Jean-Paul II « n’a jamais cessé de condamner le communisme sans condamner le capitalisme dans le sens sauvage du terme », a déclaré Rangel, rappelant que « contrairement à ce que l’on pense, la doctrine est très constante », après le Concile Vatican II, malgré « le style propre à chaque pape ».
José Manuel Pureza ne voit pas qu’il existe une si grande distance entre marxisme et catholicisme : « Cette économie tue, dit François. Et il se référait au capitalisme ».
« Le pape François disait déjà en 2014 qu’il est nécessaire que nous unissions nos forces pour éviter la déshumanisation de nos sociétés ».

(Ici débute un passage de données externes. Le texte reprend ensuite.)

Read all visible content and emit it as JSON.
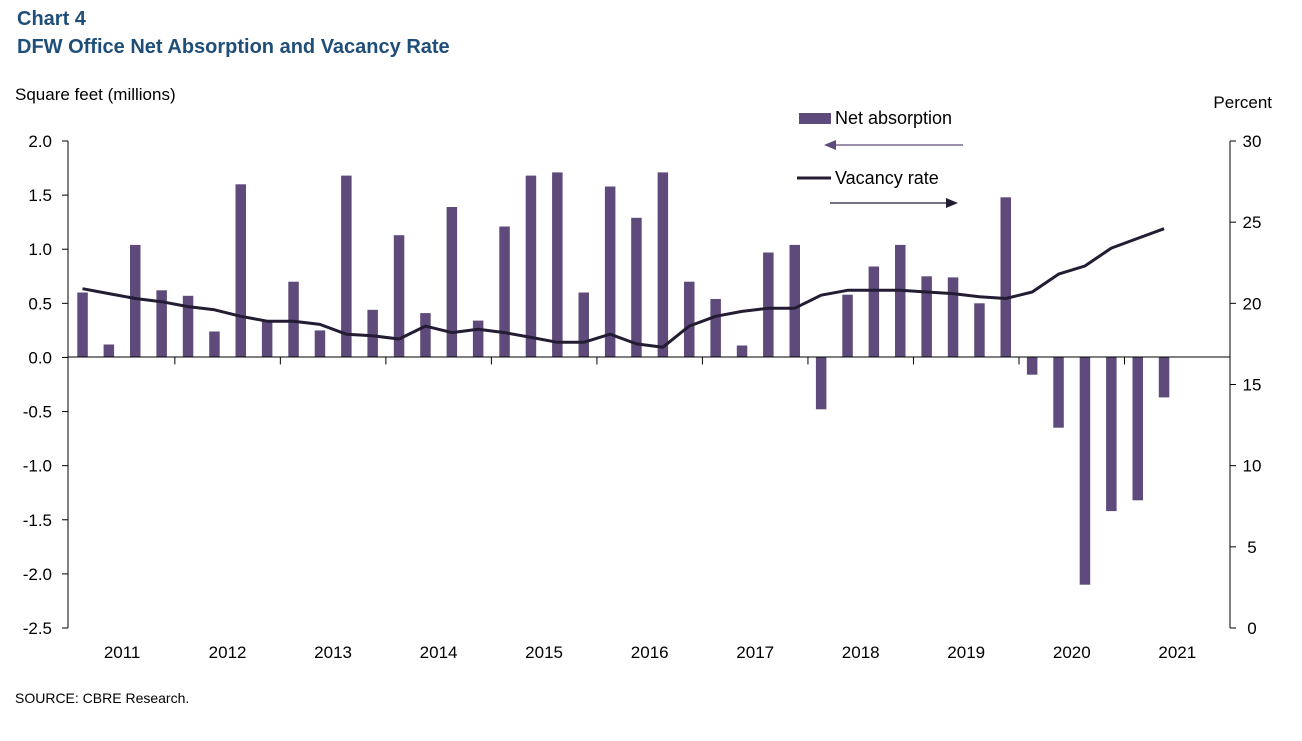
{
  "header": {
    "label": "Chart 4",
    "title": "DFW Office Net Absorption and Vacancy Rate"
  },
  "source": "SOURCE:  CBRE Research.",
  "colors": {
    "bar": "#5e4b7b",
    "line": "#231c33",
    "title": "#1f4e79"
  },
  "chart_data": {
    "type": "bar+line",
    "title": "DFW Office Net Absorption and Vacancy Rate",
    "ylabel_left": "Square feet (millions)",
    "ylabel_right": "Percent",
    "ylim_left": [
      -2.5,
      2.0
    ],
    "ylim_right": [
      0,
      30
    ],
    "yticks_left": [
      "2.0",
      "1.5",
      "1.0",
      "0.5",
      "0.0",
      "-0.5",
      "-1.0",
      "-1.5",
      "-2.0",
      "-2.5"
    ],
    "yticks_right": [
      "30",
      "25",
      "20",
      "15",
      "10",
      "5",
      "0"
    ],
    "year_labels": [
      "2011",
      "2012",
      "2013",
      "2014",
      "2015",
      "2016",
      "2017",
      "2018",
      "2019",
      "2020",
      "2021"
    ],
    "legend": {
      "bar_label": "Net absorption",
      "line_label": "Vacancy rate"
    },
    "series": [
      {
        "name": "Net absorption",
        "axis": "left",
        "type": "bar",
        "values": [
          0.6,
          0.12,
          1.04,
          0.62,
          0.57,
          0.24,
          1.6,
          0.34,
          0.7,
          0.25,
          1.68,
          0.44,
          1.13,
          0.41,
          1.39,
          0.34,
          1.21,
          1.68,
          1.71,
          0.6,
          1.58,
          1.29,
          1.71,
          0.7,
          0.54,
          0.11,
          0.97,
          1.04,
          -0.48,
          0.58,
          0.84,
          1.04,
          0.75,
          0.74,
          0.5,
          1.48,
          -0.16,
          -0.65,
          -2.1,
          -1.42,
          -1.32,
          -0.37
        ]
      },
      {
        "name": "Vacancy rate",
        "axis": "right",
        "type": "line",
        "values": [
          20.9,
          20.6,
          20.3,
          20.1,
          19.8,
          19.6,
          19.2,
          18.9,
          18.9,
          18.7,
          18.1,
          18.0,
          17.8,
          18.6,
          18.2,
          18.4,
          18.2,
          17.9,
          17.6,
          17.6,
          18.1,
          17.5,
          17.3,
          18.6,
          19.2,
          19.5,
          19.7,
          19.7,
          20.5,
          20.8,
          20.8,
          20.8,
          20.7,
          20.6,
          20.4,
          20.3,
          20.7,
          21.8,
          22.3,
          23.4,
          24.0,
          24.6
        ]
      }
    ]
  }
}
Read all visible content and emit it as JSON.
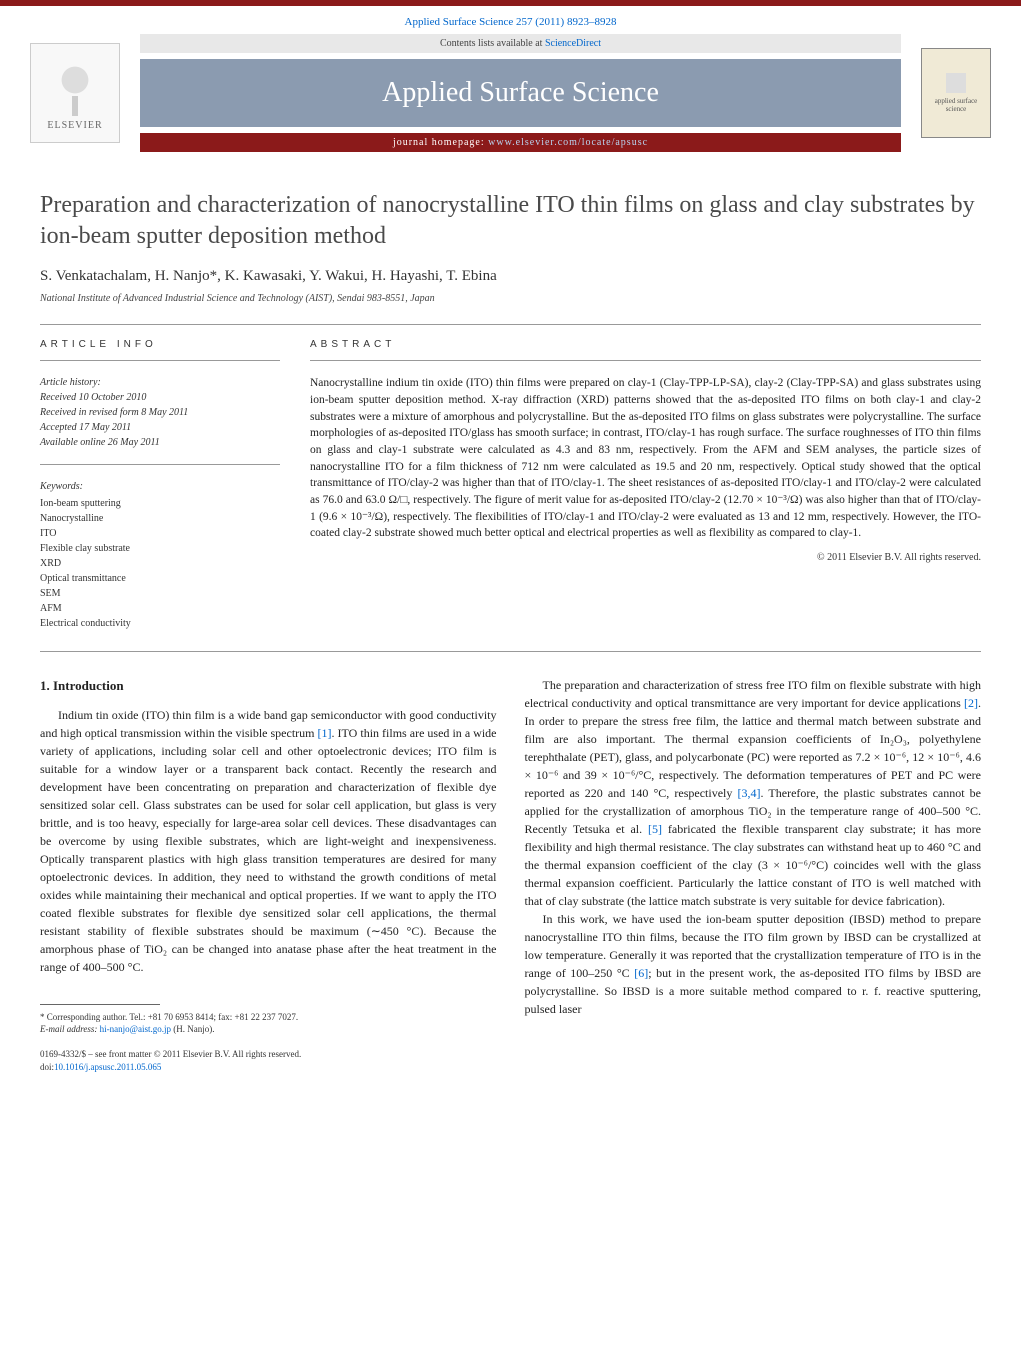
{
  "journal_ref": "Applied Surface Science 257 (2011) 8923–8928",
  "contents_text": "Contents lists available at ",
  "contents_link": "ScienceDirect",
  "journal_title": "Applied Surface Science",
  "homepage_prefix": "journal homepage: ",
  "homepage_url": "www.elsevier.com/locate/apsusc",
  "publisher": "ELSEVIER",
  "cover_text": "applied surface science",
  "article": {
    "title": "Preparation and characterization of nanocrystalline ITO thin films on glass and clay substrates by ion-beam sputter deposition method",
    "authors": "S. Venkatachalam, H. Nanjo*, K. Kawasaki, Y. Wakui, H. Hayashi, T. Ebina",
    "affiliation": "National Institute of Advanced Industrial Science and Technology (AIST), Sendai 983-8551, Japan"
  },
  "info_label": "article info",
  "abstract_label": "abstract",
  "history": {
    "label": "Article history:",
    "received": "Received 10 October 2010",
    "revised": "Received in revised form 8 May 2011",
    "accepted": "Accepted 17 May 2011",
    "online": "Available online 26 May 2011"
  },
  "keywords": {
    "label": "Keywords:",
    "items": [
      "Ion-beam sputtering",
      "Nanocrystalline",
      "ITO",
      "Flexible clay substrate",
      "XRD",
      "Optical transmittance",
      "SEM",
      "AFM",
      "Electrical conductivity"
    ]
  },
  "abstract_text": "Nanocrystalline indium tin oxide (ITO) thin films were prepared on clay-1 (Clay-TPP-LP-SA), clay-2 (Clay-TPP-SA) and glass substrates using ion-beam sputter deposition method. X-ray diffraction (XRD) patterns showed that the as-deposited ITO films on both clay-1 and clay-2 substrates were a mixture of amorphous and polycrystalline. But the as-deposited ITO films on glass substrates were polycrystalline. The surface morphologies of as-deposited ITO/glass has smooth surface; in contrast, ITO/clay-1 has rough surface. The surface roughnesses of ITO thin films on glass and clay-1 substrate were calculated as 4.3 and 83 nm, respectively. From the AFM and SEM analyses, the particle sizes of nanocrystalline ITO for a film thickness of 712 nm were calculated as 19.5 and 20 nm, respectively. Optical study showed that the optical transmittance of ITO/clay-2 was higher than that of ITO/clay-1. The sheet resistances of as-deposited ITO/clay-1 and ITO/clay-2 were calculated as 76.0 and 63.0 Ω/□, respectively. The figure of merit value for as-deposited ITO/clay-2 (12.70 × 10⁻³/Ω) was also higher than that of ITO/clay-1 (9.6 × 10⁻³/Ω), respectively. The flexibilities of ITO/clay-1 and ITO/clay-2 were evaluated as 13 and 12 mm, respectively. However, the ITO-coated clay-2 substrate showed much better optical and electrical properties as well as flexibility as compared to clay-1.",
  "copyright": "© 2011 Elsevier B.V. All rights reserved.",
  "intro_heading": "1. Introduction",
  "intro_p1_a": "Indium tin oxide (ITO) thin film is a wide band gap semiconductor with good conductivity and high optical transmission within the visible spectrum ",
  "intro_p1_ref1": "[1]",
  "intro_p1_b": ". ITO thin films are used in a wide variety of applications, including solar cell and other optoelectronic devices; ITO film is suitable for a window layer or a transparent back contact. Recently the research and development have been concentrating on preparation and characterization of flexible dye sensitized solar cell. Glass substrates can be used for solar cell application, but glass is very brittle, and is too heavy, especially for large-area solar cell devices. These disadvantages can be overcome by using flexible substrates, which are light-weight and inexpensiveness. Optically transparent plastics with high glass transition temperatures are desired for many optoelectronic devices. In addition, they need to withstand the growth conditions of metal oxides while maintaining their mechanical and optical properties. If we want to apply the ITO coated flexible substrates for flexible dye sensitized solar cell applications, the thermal resistant stability of flexible substrates should be maximum (∼450 °C). Because the amorphous phase of TiO₂ can be changed into anatase phase after the heat treatment in the range of 400–500 °C.",
  "intro_p2_a": "The preparation and characterization of stress free ITO film on flexible substrate with high electrical conductivity and optical transmittance are very important for device applications ",
  "intro_p2_ref2": "[2]",
  "intro_p2_b": ". In order to prepare the stress free film, the lattice and thermal match between substrate and film are also important. The thermal expansion coefficients of In₂O₃, polyethylene terephthalate (PET), glass, and polycarbonate (PC) were reported as 7.2 × 10⁻⁶, 12 × 10⁻⁶, 4.6 × 10⁻⁶ and 39 × 10⁻⁶/°C, respectively. The deformation temperatures of PET and PC were reported as 220 and 140 °C, respectively ",
  "intro_p2_ref34": "[3,4]",
  "intro_p2_c": ". Therefore, the plastic substrates cannot be applied for the crystallization of amorphous TiO₂ in the temperature range of 400–500 °C. Recently Tetsuka et al. ",
  "intro_p2_ref5": "[5]",
  "intro_p2_d": " fabricated the flexible transparent clay substrate; it has more flexibility and high thermal resistance. The clay substrates can withstand heat up to 460 °C and the thermal expansion coefficient of the clay (3 × 10⁻⁶/°C) coincides well with the glass thermal expansion coefficient. Particularly the lattice constant of ITO is well matched with that of clay substrate (the lattice match substrate is very suitable for device fabrication).",
  "intro_p3_a": "In this work, we have used the ion-beam sputter deposition (IBSD) method to prepare nanocrystalline ITO thin films, because the ITO film grown by IBSD can be crystallized at low temperature. Generally it was reported that the crystallization temperature of ITO is in the range of 100–250 °C ",
  "intro_p3_ref6": "[6]",
  "intro_p3_b": "; but in the present work, the as-deposited ITO films by IBSD are polycrystalline. So IBSD is a more suitable method compared to r. f. reactive sputtering, pulsed laser",
  "footer": {
    "corresponding": "* Corresponding author. Tel.: +81 70 6953 8414; fax: +81 22 237 7027.",
    "email_label": "E-mail address: ",
    "email": "hi-nanjo@aist.go.jp",
    "email_suffix": " (H. Nanjo).",
    "issn": "0169-4332/$ – see front matter © 2011 Elsevier B.V. All rights reserved.",
    "doi_label": "doi:",
    "doi": "10.1016/j.apsusc.2011.05.065"
  },
  "colors": {
    "header_bar": "#8b1a1a",
    "journal_box": "#8b9bb0",
    "link": "#0066cc",
    "text": "#222222"
  }
}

L’actuel « ultralibéralisme agressif » exige de la pensée catholique « une fermeté dans la défense des positions », car la « doctrine sociale s’est également ajustée à la réalité qui a changé », a dit Pureza, considérant que de nombreux évêques et prêtres ont incorporé dans leur pratique le discours des papes.
« Mais je ne m’illusionne pas : malgré cette évolution vers une centralité sur les pauvres et les plus défavorisés dans le discours de l’Église », je continue de penser que beaucoup des évêques et membres du clergé et laïcs continuent d’avoir une position assez éloignée de ce que, surtout, le pape François a introduit dans le langage et la pensée de l’Église », a-t-il ajouté.
Pureza a lancé un défi aux catholiques : « L’Église ou prend des risques ou n’est pas fidèle à sa mission initiale » et une institution qui « fuit le risque d’être vue comme révolutionnaire ou critique des pouvoirs établis ne sert à rien ».
Selon lui, face à « la dimension et la complexité de nombreux problèmes » actuels, qui « sont liés à cette agressivité sociale et économique croissante très orientée à droite, au problème de la détérioration de notre maison commune, en raison d’un capitalisme prédateur des ressources et du climat », si l' »Église ne prend pas une voix forte » elle est « infidèle au commandement que Jésus a laissé à Pierre », considéré comme le premier pape.